Lucy Anne Metcalfe: Born September 2004 at Ellesmere Port.

(2) MARGARET CATHERINE MARCH

Birth: December 1961 at Bensham, Gateshead.
Baptism: December 1961 at Great Lumley.
Marriage: April 1981 at Durham to Lenard John.

Offspring of Margaret and Lenard John.

Gary Lenard John: Born July 1981 at Durham.
Michael John: Born December 1983 at Durham.
Drew John: Born August 1985 at Durham.

Details for Gary Lenard John.

Children: Holly John: Born September 2010 at Durham to Gary L. John and Jane Fodden.

Details for Michael John.

Marriage: August 2011 to Sarah Gowland at Durham.
Children: Daniella Faith John: Born May 2009 at Durham to Michael John and Sarah Gowland.

(3) KIM MARCH

Birth: February 1967 at Durham.
Baptism: March 1967 at sacristan.
Marriage: May 1987 at Durham to Mark James Bowes.

Offspring of Kim and Mark J. Bowes

Ashleigh Anne Bowes: Born August 1989 at Durham.

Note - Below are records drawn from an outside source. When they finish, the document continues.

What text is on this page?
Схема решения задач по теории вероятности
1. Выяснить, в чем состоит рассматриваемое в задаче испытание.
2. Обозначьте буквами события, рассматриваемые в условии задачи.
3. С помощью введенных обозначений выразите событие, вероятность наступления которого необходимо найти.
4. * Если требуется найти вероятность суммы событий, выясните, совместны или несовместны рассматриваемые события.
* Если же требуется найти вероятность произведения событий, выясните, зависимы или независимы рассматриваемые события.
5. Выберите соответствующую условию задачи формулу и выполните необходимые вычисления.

(4) GORDON JAMES THOMAS MARCH

Birth: August 1963 at Felling, Gateshead.
Baptism: September 1963 at Felling, Gateshead.
Marriage: As below.

Offspring of Gordon March

Kirsty Nicholson: Born June 1987 at Durham to Gordon March and Fiona Campbell Smith.
Daniel Williams: Born October 1997 at Durham to Gordon March and Dawn Tracey Williams.
Matthew James Caulfield: Born May 2004 at Durham to Gordon March and Sarah Louise Thraves.